Uma década de orgulho

Por Pedro Alexandre Sanches

E lá se foi embora a primeira década do século 21. No Brasil, os dez primeiros anos deste novo milênio foram profundamente transformadores, e a música nacional, como é de seu feitio, oferece indícios preciosos sobre como e quanto estamos mudados.

Saber que os gêneros musicais mais interessantes e os músicos mais inovadores emergem preferencialmente das periferias (geográficas, econômicas, sociais, raciais, sexuais) é a mais antiga das novidades. O que ocorreu de inédito na partida do novo século no Brasil, entretanto, é que alguns de nossos mais atuantes artistas jovens passaram a proclamar o orgulho de ser quem são e de vir de onde vêm ou seja, das periferias, quaisquer periferias.

De início, esse processo de autoafirmação adquiriu modos (antigos) de embate. A explosão criativa de movimentos musicais-culturais-sociais como o funk carioca, o tecnobrega paraense, o rap paulista, o neoforró cearense e outros causou perplexidade, e esses estilos chegaram a ser classificados em prateleiras bem conhecidas, como fenômenos fabricados por maracutaias industriais quando as gravadoras multinacionais já não tinham poder de impor tramoias, nem a Globo conseguia emplacar sucessos com a desenvoltura de antes.

A mídia impressa se preparou para ignorar/espezinhar os novos movimentos como na década  anterior ignorara/espezinhara o pagode, a axé music e a música sertaneja, e como ignora/espezinha o Movimento dos Sem-Terra, o Movimento dos Sem-Teto, a Central Única  das Favelas, a Marcha das Mulheres, a Daspu e as Paradas Gays. Mas aí a própria grande mídia impressa já se encontrava em plena implosão.

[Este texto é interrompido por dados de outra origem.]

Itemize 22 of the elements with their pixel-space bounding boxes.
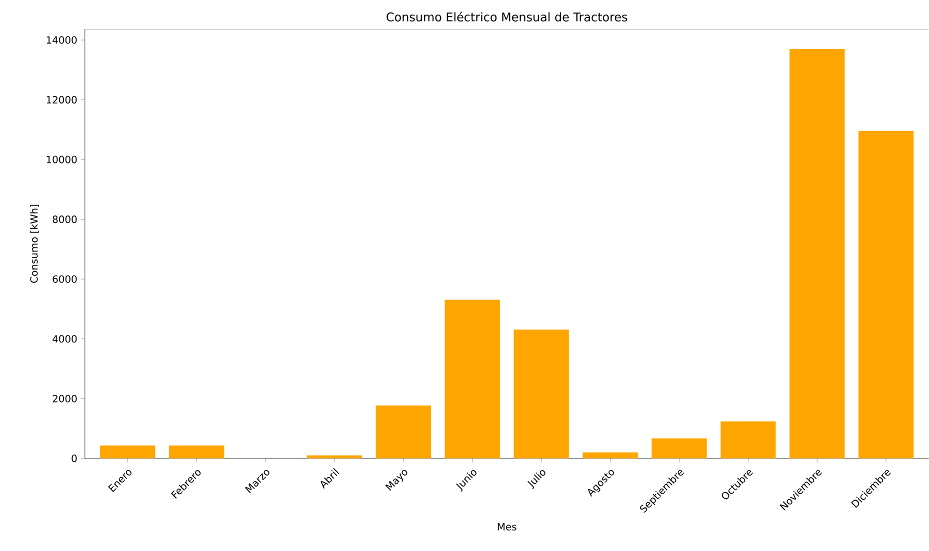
chart-title: Consumo Eléctrico Mensual de Tractores bbox=[386, 12, 628, 22]
y-tick-label: 4000 bbox=[52, 334, 77, 342]
y-tick-label: 14000 bbox=[46, 36, 77, 44]
y-tick-label: 8000 bbox=[52, 215, 77, 223]
bar bbox=[790, 48, 845, 458]
bar bbox=[582, 452, 638, 458]
bar bbox=[514, 329, 569, 458]
bar bbox=[306, 455, 362, 458]
y-tick-label: 12000 bbox=[46, 96, 77, 104]
y-tick-label: 2000 bbox=[52, 394, 77, 402]
y-tick-label: 10000 bbox=[46, 156, 77, 164]
bar bbox=[376, 405, 432, 458]
y-tick-label: 6000 bbox=[52, 275, 77, 283]
y-axis-title: Consumo [kWh] bbox=[30, 204, 39, 283]
bar bbox=[169, 445, 224, 458]
bar bbox=[652, 438, 707, 458]
x-axis-title: Mes bbox=[498, 522, 516, 530]
bar bbox=[444, 300, 500, 458]
y-tick-label: 0 bbox=[72, 454, 77, 462]
bar bbox=[720, 421, 776, 458]
bar bbox=[858, 130, 914, 458]
bar bbox=[100, 445, 156, 458]
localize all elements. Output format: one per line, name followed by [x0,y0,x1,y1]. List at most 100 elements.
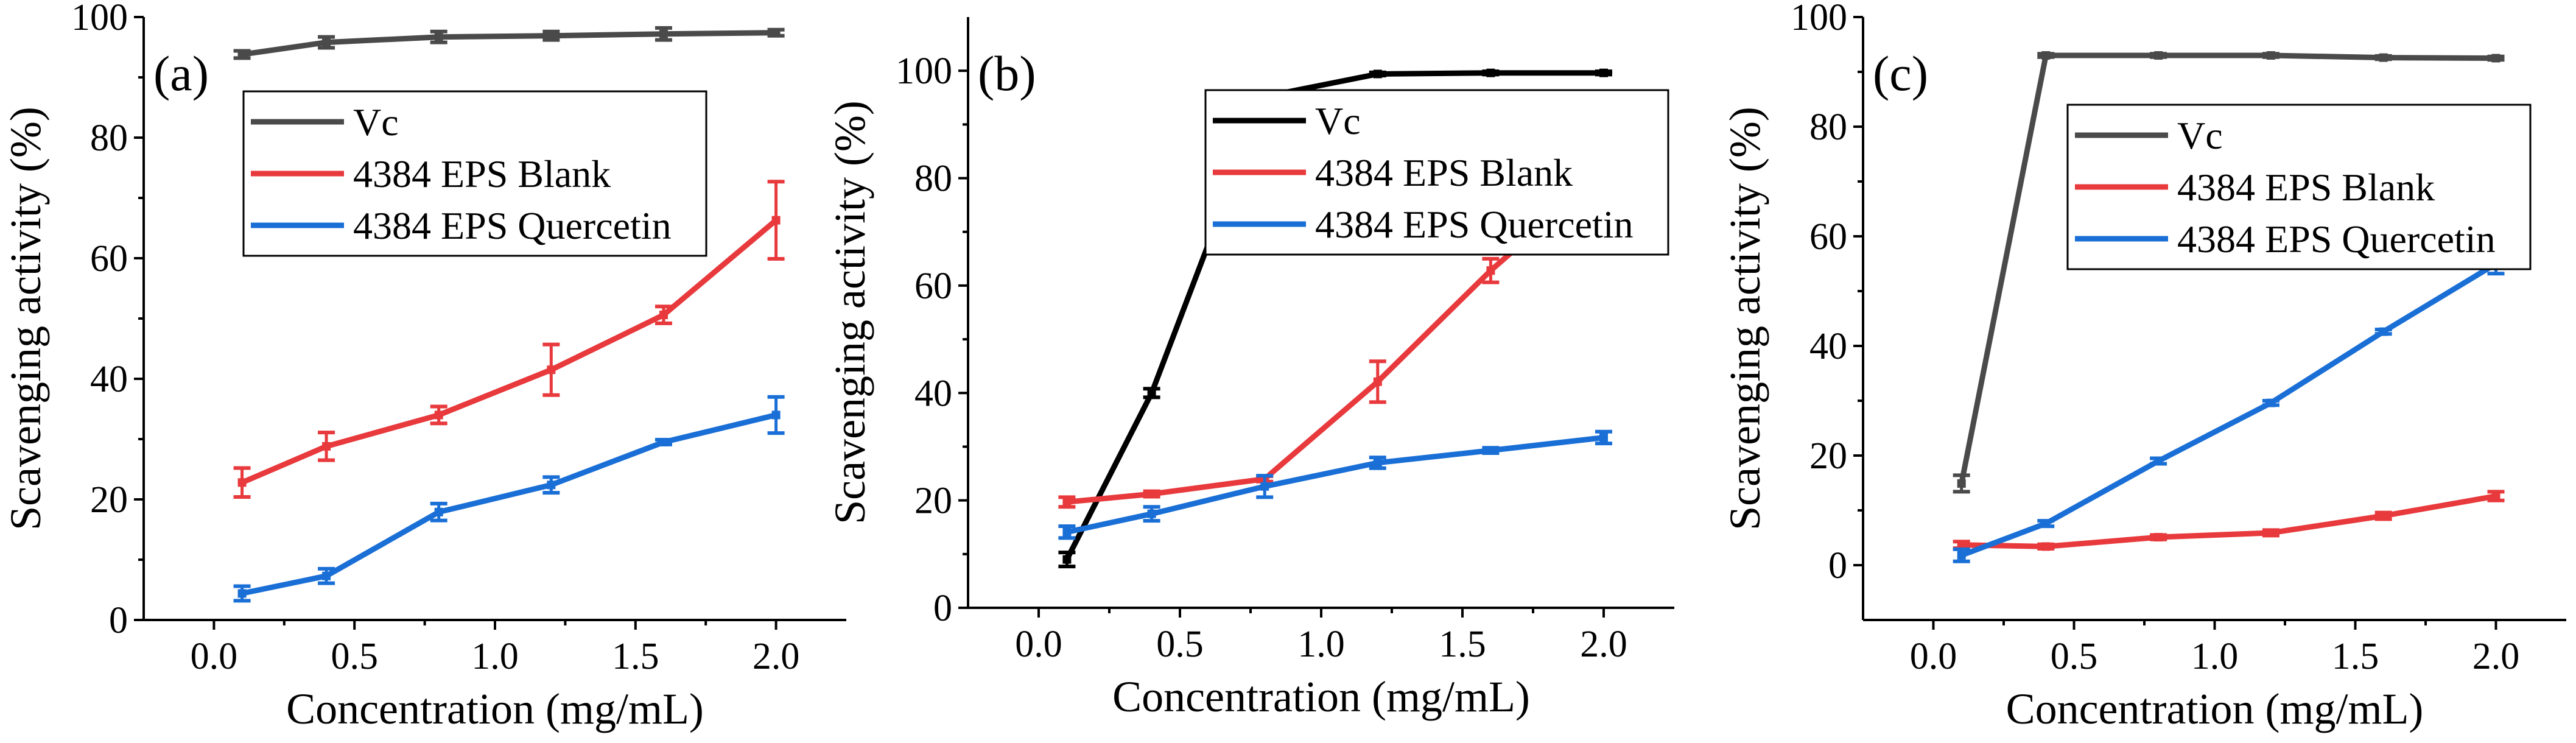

Diferentes de todas as manifestações de massa que os precederam, esses movimentos, sobretudo o dos funkeiros cariocas, chegaram chegando O mínimo que declaravam era “sou feia, mas tô na moda/ tô podendo pagar hotel pros homens e isso é que é mais importante,” como cantou em 2004 Tati Quebra Barraco. Ela ecoava já a rapper (também carioca) Nega Gizza, que em 2002 lançara uma música chamada Prostituta: “Sou puta, sim/ vou vivendo do meu jeito/ prostituta atacante/ vou driblando o preconceito.” Quem procurou desqualificar esse tipo de manifestação orgulhosa servindo-se do velho e gasto discurso tipo Folha e Veja logo se viu num beco sem saída.